Passons aux ruminants à cornes creuses. On peut établir, chez les Antilopes, une série graduée, commençant par les espèces dont les femelles sont entièrement privées de cornes, — passant par celles qui les ont si petites qu’elles sont presque rudimentaires, comme chez l’Antilocapra Americana, espèce chez laquelle une femelle seulement sur quatre ou cinq possède des cornes[2] ; — celles où ces appendices se développent largement, bien qu’elles restent plus petites et plus grêles que chez le mâle et qu’elles affectent quelquefois une forme différente[3] ; et se terminant par les espèces où les deux sexes ont des cornes de grandeur égale. De même que chez le renne, il y a, chez les antilopes, rapport entre la période du développement des cornes et leur transmission à un seul des deux sexes ou à tous les deux ; il est, par conséquent, probable que leur présence ou leur absence chez les femelles de quelques espèces, et que l’état de perfection relative qu’elles atteignent chez les femelles d’autres espèces, doivent dépendre, non de ce qu’elles servent à un usage spécial, mais simplement de la forme d’hérédité qui a prévalu. Le fait que, dans un genre restreint, les deux sexes de quelques espèces et les mâles seuls d’autres espèces sont pourvus de cornes, confirme cette opinion. Bien que les femelles de l’Antilope bezoartica soient normalement privées de corne, M. Blyth en a rencontré trois qui en portaient, et chez lesquelles rien n’indiquait un âge avancé ou une maladie.

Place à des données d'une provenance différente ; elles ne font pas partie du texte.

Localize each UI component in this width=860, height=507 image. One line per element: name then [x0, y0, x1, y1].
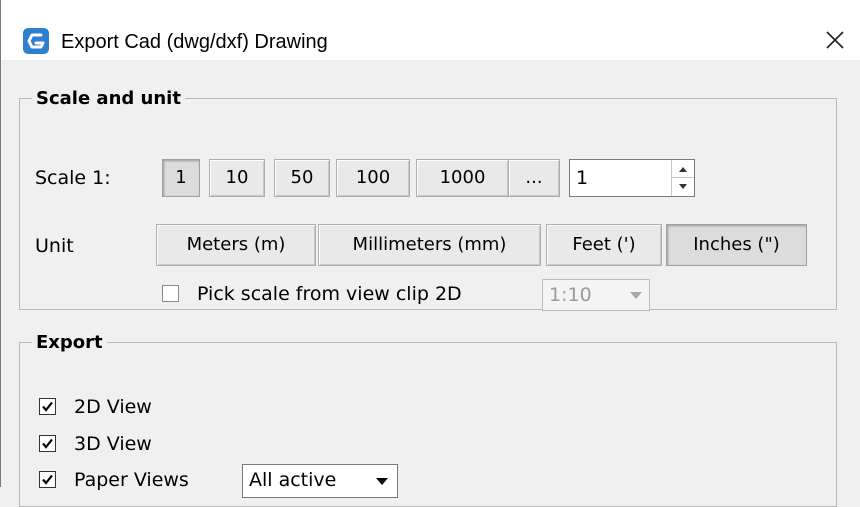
scale-button-1[interactable]: 1: [162, 159, 200, 197]
title-bar: Export Cad (dwg/dxf) Drawing: [0, 0, 860, 60]
export-legend: Export: [36, 332, 103, 353]
scale-button-100[interactable]: 100: [336, 159, 410, 197]
unit-feet-button[interactable]: Feet ('): [546, 224, 662, 266]
check-icon: [42, 401, 53, 412]
check-icon: [42, 474, 53, 485]
scale-button-10[interactable]: 10: [209, 159, 265, 197]
scale-spinbox[interactable]: 1: [569, 159, 695, 197]
scale-unit-group: Scale and unit Scale 1: 1 10 50 100 1000…: [19, 88, 837, 311]
dialog-body: Scale and unit Scale 1: 1 10 50 100 1000…: [0, 60, 860, 507]
export-paper-views-label: Paper Views: [74, 469, 189, 491]
export-3d-checkbox[interactable]: [39, 435, 56, 452]
scale-more-button[interactable]: ...: [508, 159, 560, 197]
export-2d-label: 2D View: [74, 396, 152, 418]
spin-down-button[interactable]: [672, 178, 694, 196]
export-3d-label: 3D View: [74, 433, 152, 455]
arrow-up-icon: [679, 167, 687, 172]
scale-label: Scale 1:: [35, 167, 111, 189]
arrow-down-icon: [679, 184, 687, 189]
unit-meters-button[interactable]: Meters (m): [156, 224, 316, 266]
export-2d-checkbox[interactable]: [39, 398, 56, 415]
pick-scale-label: Pick scale from view clip 2D: [197, 283, 462, 305]
scale-button-1000[interactable]: 1000: [416, 159, 509, 197]
scale-value: 1: [576, 167, 589, 189]
paper-views-select[interactable]: All active: [242, 464, 398, 498]
export-paper-views-checkbox[interactable]: [39, 471, 56, 488]
spin-up-button[interactable]: [672, 160, 694, 178]
chevron-down-icon: [630, 292, 642, 299]
unit-millimeters-button[interactable]: Millimeters (mm): [318, 224, 541, 266]
close-button[interactable]: [821, 26, 849, 54]
scale-button-50[interactable]: 50: [274, 159, 330, 197]
view-clip-scale-value: 1:10: [549, 284, 592, 306]
unit-label: Unit: [35, 235, 74, 257]
close-icon: [826, 31, 844, 49]
scale-unit-legend: Scale and unit: [36, 88, 181, 109]
export-group: Export 2D View 3D View Paper Views All a…: [19, 332, 837, 507]
view-clip-scale-select[interactable]: 1:10: [542, 279, 650, 311]
spin-arrows: [671, 160, 694, 196]
app-logo-icon: [23, 28, 49, 54]
check-icon: [42, 438, 53, 449]
pick-scale-checkbox[interactable]: [162, 285, 179, 302]
window-title: Export Cad (dwg/dxf) Drawing: [61, 31, 328, 53]
chevron-down-icon: [376, 478, 388, 485]
unit-inches-button[interactable]: Inches ("): [666, 224, 807, 266]
paper-views-value: All active: [249, 469, 337, 491]
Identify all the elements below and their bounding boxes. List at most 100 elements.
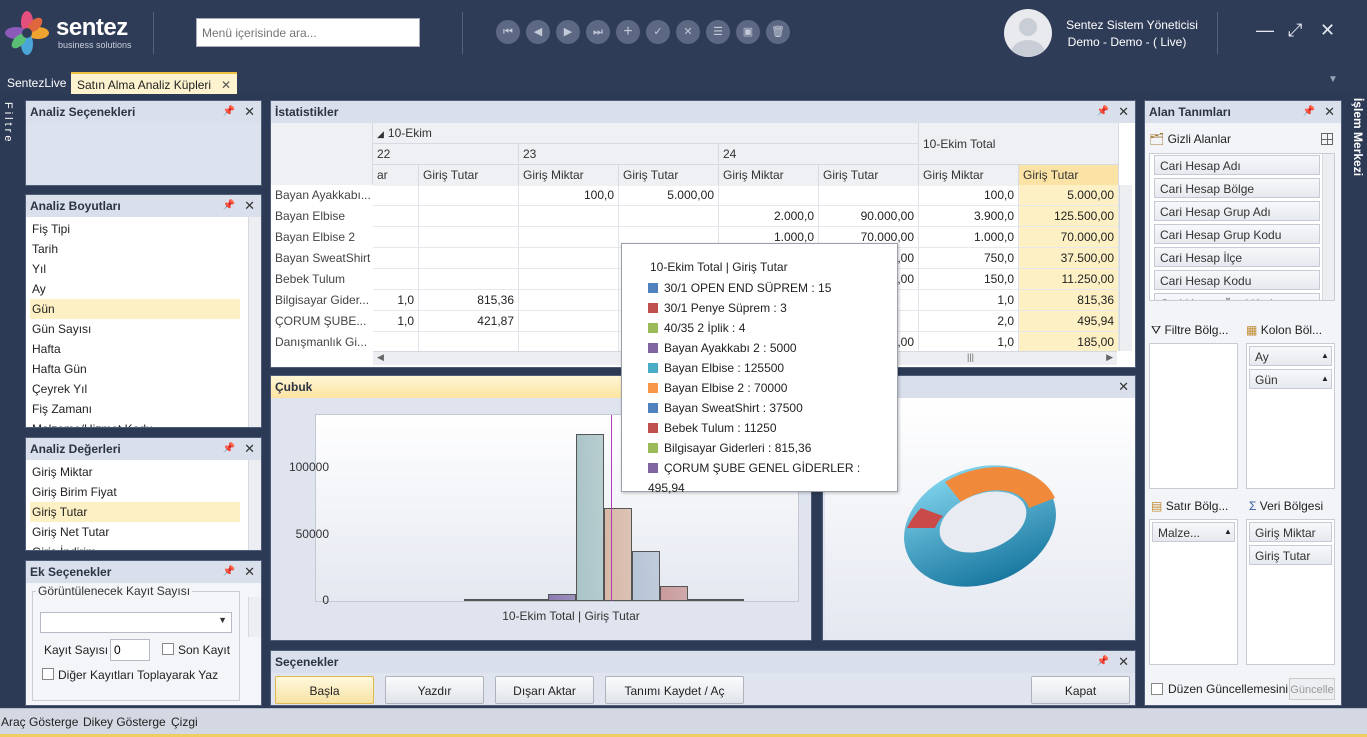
bar[interactable] [688,599,716,601]
pivot-cell[interactable] [373,332,419,351]
pin-icon[interactable]: 📌 [1097,651,1109,673]
pin-icon[interactable]: 📌 [1303,101,1315,123]
row-header[interactable]: Bayan Elbise [271,206,371,227]
pivot-cell[interactable]: 5.000,00 [1019,185,1119,206]
pivot-cell[interactable]: 2,0 [919,311,1019,332]
list-item[interactable]: Gün Sayısı [30,319,240,339]
row-header[interactable]: Danışmanlık Gi... [271,332,371,351]
panel-close-icon[interactable]: ✕ [1324,101,1335,123]
list-item[interactable]: Giriş Net Tutar [30,522,240,542]
minimize-icon[interactable]: — [1256,20,1274,41]
close-icon[interactable]: ✕ [1320,20,1335,41]
bar[interactable] [632,551,660,601]
list-item[interactable]: Giriş Birim Fiyat [30,482,240,502]
list-item[interactable]: Giriş Miktar [30,462,240,482]
scrollbar[interactable] [248,460,261,550]
bar[interactable] [576,434,604,601]
filtre-area[interactable] [1149,343,1238,489]
column-header[interactable]: Giriş Miktar [719,165,819,186]
kolon-field[interactable]: Gün [1249,369,1332,389]
row-header[interactable]: Bayan SweatShirt [271,248,371,269]
list-item[interactable]: Gün [30,299,240,319]
pin-icon[interactable]: 📌 [223,101,235,123]
list-item[interactable]: Fiş Tipi [30,219,240,239]
pivot-cell[interactable] [519,248,619,269]
bar[interactable] [604,508,632,601]
pivot-cell[interactable]: 815,36 [419,290,519,311]
day-header[interactable]: 22 [373,144,519,165]
collapse-icon[interactable]: ◢ [377,129,384,139]
status-item-cizgi[interactable]: Çizgi [171,715,198,729]
list-item[interactable]: Tarih [30,239,240,259]
list-item[interactable]: Malzeme/Hizmet Kodu [30,419,240,427]
field-item[interactable]: Cari Hesap Grup Adı [1154,201,1320,221]
pivot-cell[interactable]: 2.000,0 [719,206,819,227]
satir-field[interactable]: Malze... [1152,522,1235,542]
duzen-checkbox[interactable] [1151,683,1163,695]
list-item[interactable]: Hafta Gün [30,359,240,379]
pivot-cell[interactable] [373,227,419,248]
pivot-cell[interactable]: 11.250,00 [1019,269,1119,290]
panel-close-icon[interactable]: ✕ [1118,101,1129,123]
last-record-icon[interactable]: ⏭ [586,20,610,44]
status-item-dikey-gosterge[interactable]: Dikey Gösterge [83,715,166,729]
column-header[interactable]: Giriş Tutar [619,165,719,186]
pivot-cell[interactable]: 37.500,00 [1019,248,1119,269]
pivot-cell[interactable]: 3.900,0 [919,206,1019,227]
scroll-right-icon[interactable]: ▶ [1106,352,1113,363]
scrollbar[interactable] [248,217,261,427]
pivot-cell[interactable] [419,206,519,227]
column-header[interactable]: ar [373,165,419,186]
pivot-cell[interactable] [419,269,519,290]
total-header[interactable]: 10-Ekim Total [919,123,1119,165]
bar[interactable] [716,599,744,601]
pivot-cell[interactable] [373,248,419,269]
pivot-cell[interactable]: 125.500,00 [1019,206,1119,227]
basla-button[interactable]: Başla [275,676,374,704]
tab-satin-alma-analiz[interactable]: Satın Alma Analiz Küpleri ✕ [71,72,237,94]
field-item[interactable]: Cari Hesap Bölge [1154,178,1320,198]
list-item[interactable]: Hafta [30,339,240,359]
pivot-cell[interactable] [419,227,519,248]
field-item[interactable]: Cari Hesap Grup Kodu [1154,224,1320,244]
list-item[interactable]: Fiş Zamanı [30,399,240,419]
panel-close-icon[interactable]: ✕ [244,101,255,123]
first-record-icon[interactable]: ⏮ [496,20,520,44]
pivot-cell[interactable] [519,206,619,227]
veri-area[interactable]: Giriş Miktar Giriş Tutar [1246,519,1335,665]
pivot-cell[interactable]: 1,0 [919,332,1019,351]
bar[interactable] [660,586,688,601]
bar[interactable] [548,594,576,601]
pivot-cell[interactable]: 815,36 [1019,290,1119,311]
kolon-field[interactable]: Ay [1249,346,1332,366]
image-icon[interactable]: ▣ [736,20,760,44]
row-header[interactable]: Bilgisayar Gider... [271,290,371,311]
field-item[interactable]: Cari Hesap Kodu [1154,270,1320,290]
pin-icon[interactable]: 📌 [1097,101,1109,123]
tanimi-kaydet-button[interactable]: Tanımı Kaydet / Aç [605,676,744,704]
column-header[interactable]: Giriş Miktar [519,165,619,186]
column-header[interactable]: Giriş Tutar [419,165,519,186]
pivot-cell[interactable] [619,206,719,227]
sort-up-icon[interactable]: ▲ [1321,351,1329,360]
field-item[interactable]: Cari Hesap Adı [1154,155,1320,175]
pivot-cell[interactable] [519,290,619,311]
tab-dropdown-icon[interactable]: ▼ [1328,74,1338,85]
field-item[interactable]: Cari Hesap İlçe [1154,247,1320,267]
pivot-cell[interactable]: 90.000,00 [819,206,919,227]
pivot-cell[interactable] [373,185,419,206]
veri-field[interactable]: Giriş Miktar [1249,522,1332,542]
row-header[interactable]: Bebek Tulum [271,269,371,290]
pivot-cell[interactable]: 1,0 [919,290,1019,311]
list-icon[interactable]: ☰ [706,20,730,44]
row-header[interactable]: ÇORUM ŞUBE... [271,311,371,332]
pivot-cell[interactable]: 1,0 [373,290,419,311]
avatar[interactable] [1004,9,1052,57]
pivot-cell[interactable] [373,269,419,290]
scrollbar[interactable] [1322,154,1334,300]
pivot-cell[interactable]: 1.000,0 [919,227,1019,248]
month-header[interactable]: ◢ 10-Ekim [373,123,919,144]
delete-icon[interactable]: 🗑 [766,20,790,44]
list-item[interactable]: Giriş İndirim [30,542,240,550]
panel-close-icon[interactable]: ✕ [244,195,255,217]
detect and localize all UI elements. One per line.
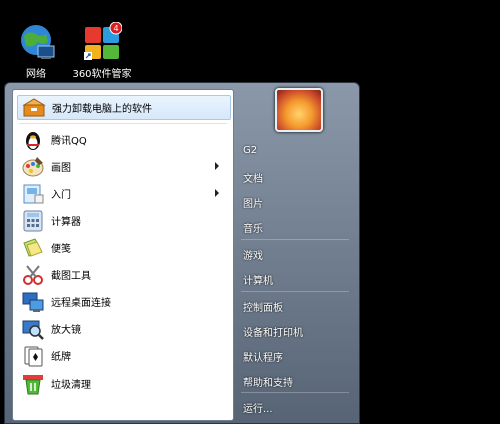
notification-badge: 4	[113, 24, 118, 33]
submenu-arrow-icon	[215, 162, 219, 170]
sticky-notes-icon	[21, 236, 45, 260]
menu-separator	[241, 392, 349, 393]
menu-item-paint[interactable]: 画图	[17, 154, 229, 179]
user-avatar-flower-icon[interactable]	[275, 88, 323, 132]
menu-item-magnifier[interactable]: 放大镜	[17, 316, 229, 341]
menu-item-label: 腾讯QQ	[51, 136, 87, 147]
menu-item-label: 画图	[51, 163, 71, 174]
menu-separator	[241, 239, 349, 240]
menu-item-calculator[interactable]: 计算器	[17, 208, 229, 233]
menu-item-snipping-tool[interactable]: 截图工具	[17, 262, 229, 287]
solitaire-icon	[21, 344, 45, 368]
menu-item-label: 计算器	[51, 217, 81, 228]
right-item-control-panel[interactable]: 控制面板	[243, 299, 283, 314]
cleanup-icon	[21, 372, 45, 396]
menu-item-label: 垃圾清理	[51, 380, 91, 391]
menu-item-cleanup[interactable]: 垃圾清理	[17, 371, 229, 396]
paint-palette-icon	[21, 155, 45, 179]
menu-separator	[19, 123, 227, 124]
remote-desktop-icon	[21, 290, 45, 314]
right-item-documents[interactable]: 文档	[243, 170, 263, 185]
right-item-default-programs[interactable]: 默认程序	[243, 349, 283, 364]
network-globe-icon	[16, 22, 56, 62]
menu-item-label: 截图工具	[51, 271, 91, 282]
magnifier-icon	[21, 317, 45, 341]
menu-item-label: 远程桌面连接	[51, 298, 111, 309]
right-item-user[interactable]: G2	[243, 145, 257, 156]
right-item-devices-printers[interactable]: 设备和打印机	[243, 324, 303, 339]
places-pane: G2 文档 图片 音乐 游戏 计算机 控制面板 设备和打印机 默认程序 帮助和支…	[235, 83, 359, 423]
menu-item-label: 纸牌	[51, 352, 71, 363]
menu-item-remote-desktop[interactable]: 远程桌面连接	[17, 289, 229, 314]
start-menu: 强力卸载电脑上的软件 腾讯QQ 画图 入门 计算器 便笺 截图工具 远程桌面连接…	[4, 82, 360, 424]
programs-pane: 强力卸载电脑上的软件 腾讯QQ 画图 入门 计算器 便笺 截图工具 远程桌面连接…	[12, 89, 234, 421]
qq-penguin-icon	[21, 128, 45, 152]
right-item-computer[interactable]: 计算机	[243, 272, 273, 287]
desktop-icon-label: 360软件管家	[72, 69, 132, 80]
menu-item-uninstaller[interactable]: 强力卸载电脑上的软件	[17, 95, 231, 120]
menu-item-label: 放大镜	[51, 325, 81, 336]
desktop-icon-360[interactable]: 4 360软件管家	[62, 21, 142, 80]
right-item-music[interactable]: 音乐	[243, 220, 263, 235]
right-item-pictures[interactable]: 图片	[243, 195, 263, 210]
menu-separator	[241, 291, 349, 292]
desktop-icon-label: 网络	[26, 69, 46, 80]
menu-item-label: 强力卸载电脑上的软件	[52, 104, 152, 115]
menu-item-label: 入门	[51, 190, 71, 201]
menu-item-label: 便笺	[51, 244, 71, 255]
menu-item-sticky-notes[interactable]: 便笺	[17, 235, 229, 260]
menu-item-qq[interactable]: 腾讯QQ	[17, 127, 229, 152]
uninstaller-icon	[22, 96, 46, 120]
calculator-icon	[21, 209, 45, 233]
menu-item-getting-started[interactable]: 入门	[17, 181, 229, 206]
snipping-tool-icon	[21, 263, 45, 287]
submenu-arrow-icon	[215, 189, 219, 197]
getting-started-icon	[21, 182, 45, 206]
right-item-games[interactable]: 游戏	[243, 247, 263, 262]
360-software-manager-icon: 4	[82, 21, 123, 62]
menu-item-solitaire[interactable]: 纸牌	[17, 343, 229, 368]
right-item-help-support[interactable]: 帮助和支持	[243, 374, 293, 389]
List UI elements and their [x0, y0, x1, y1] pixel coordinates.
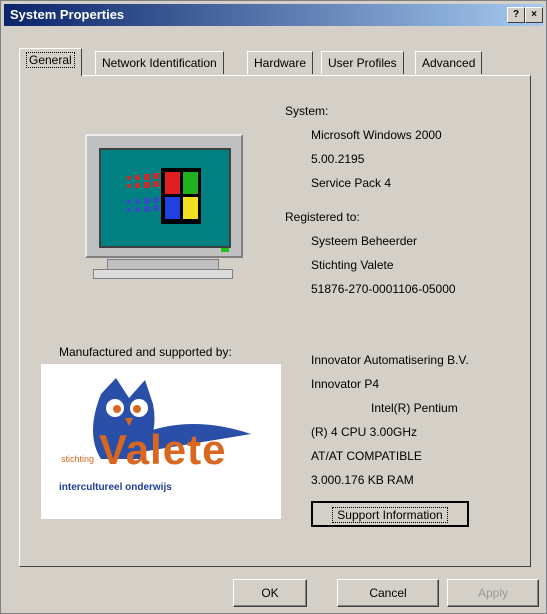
os-name: Microsoft Windows 2000: [311, 128, 442, 142]
registered-heading: Registered to:: [285, 210, 360, 224]
window-title: System Properties: [10, 7, 125, 22]
tab-hardware[interactable]: Hardware: [247, 51, 314, 74]
registered-name: Systeem Beheerder: [311, 234, 418, 248]
manufacturer-heading: Manufactured and supported by:: [59, 345, 232, 359]
logo-tagline: intercultureel onderwijs: [59, 482, 172, 493]
system-heading: System:: [285, 104, 329, 118]
apply-button[interactable]: Apply: [447, 579, 539, 607]
os-version: 5.00.2195: [311, 152, 365, 166]
tab-advanced[interactable]: Advanced: [415, 51, 483, 74]
service-pack: Service Pack 4: [311, 176, 392, 190]
support-information-button[interactable]: Support Information: [311, 501, 469, 527]
system-properties-window: System Properties ? × General Network Id…: [0, 0, 547, 614]
tab-user-profiles[interactable]: User Profiles: [321, 51, 404, 74]
product-id: 51876-270-0001106-05000: [311, 282, 456, 296]
title-bar[interactable]: System Properties ? ×: [4, 4, 543, 26]
ok-button[interactable]: OK: [233, 579, 307, 607]
windows-logo-screen: [99, 148, 231, 248]
logo-small-text: stichting: [61, 454, 95, 464]
windows-logo-icon: [127, 168, 201, 224]
processor-line-1: Intel(R) Pentium: [371, 401, 458, 415]
power-led-icon: [221, 248, 229, 252]
registered-organization: Stichting Valete: [311, 258, 394, 272]
cancel-button[interactable]: Cancel: [337, 579, 439, 607]
logo-brand: Valete: [99, 426, 227, 473]
manufacturer-name: Innovator Automatisering B.V.: [311, 353, 469, 367]
processor-line-2: (R) 4 CPU 3.00GHz: [311, 425, 418, 439]
tab-network-identification[interactable]: Network Identification: [95, 51, 224, 74]
close-button[interactable]: ×: [525, 7, 543, 23]
monitor-stand: [93, 269, 233, 279]
tab-general[interactable]: General: [19, 48, 82, 76]
monitor-icon: [85, 134, 243, 258]
model-name: Innovator P4: [311, 377, 380, 391]
help-button[interactable]: ?: [507, 7, 525, 23]
compat-info: AT/AT COMPATIBLE: [311, 449, 422, 463]
ram-info: 3.000.176 KB RAM: [311, 473, 414, 487]
manufacturer-logo: stichting Valete intercultureel onderwij…: [41, 364, 281, 519]
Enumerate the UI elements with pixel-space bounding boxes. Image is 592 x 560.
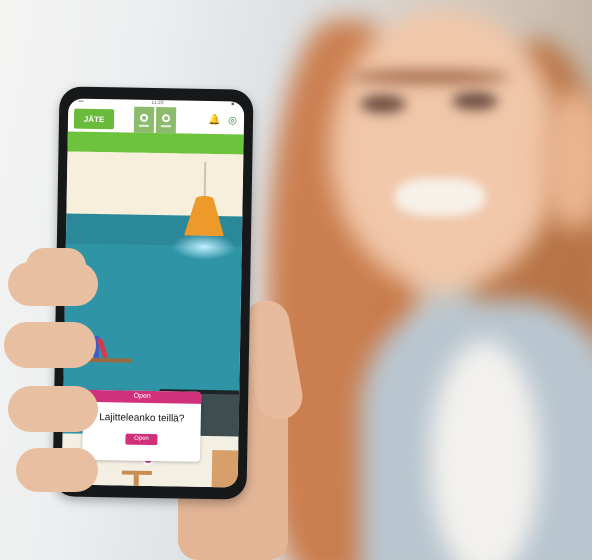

Dans toutes les espèces sauvages de chèvres et de moutons, les cornes sont plus grandes chez le mâle que chez la femelle, et manquent quelquefois complètement chez celles-ci[4]. Dans plusieurs races domestiques de ces animaux, les mâles seuls ont des cornes.

  1. Sur le Cervulus, docteur Gray, Catalogue of the Mammalia in the British Museum, III, p. 220. Sur le Cervus Canadensis ou le Wapiti, voir J. D. Caton, Ottawa Acad. of Nat. Sciences, p. 9. Mai 1868.
  2. Je dois ce renseignement au docteur Canfield. Voir aussi son mémoire, Proc. Zoolog. Soc., 1866, p. 105.
  3. Les cornes de l’Ant. Euchore femelles ressemblent, par exemple, à celles d’une espèce distincte, l’Ant. Dorcas, var. Corine ; voy. Desmarest, Mammalogie, p. 455.
  4. Gray, Catalogue Mamm. Brit. Mus., part. III, p. 160, 1852.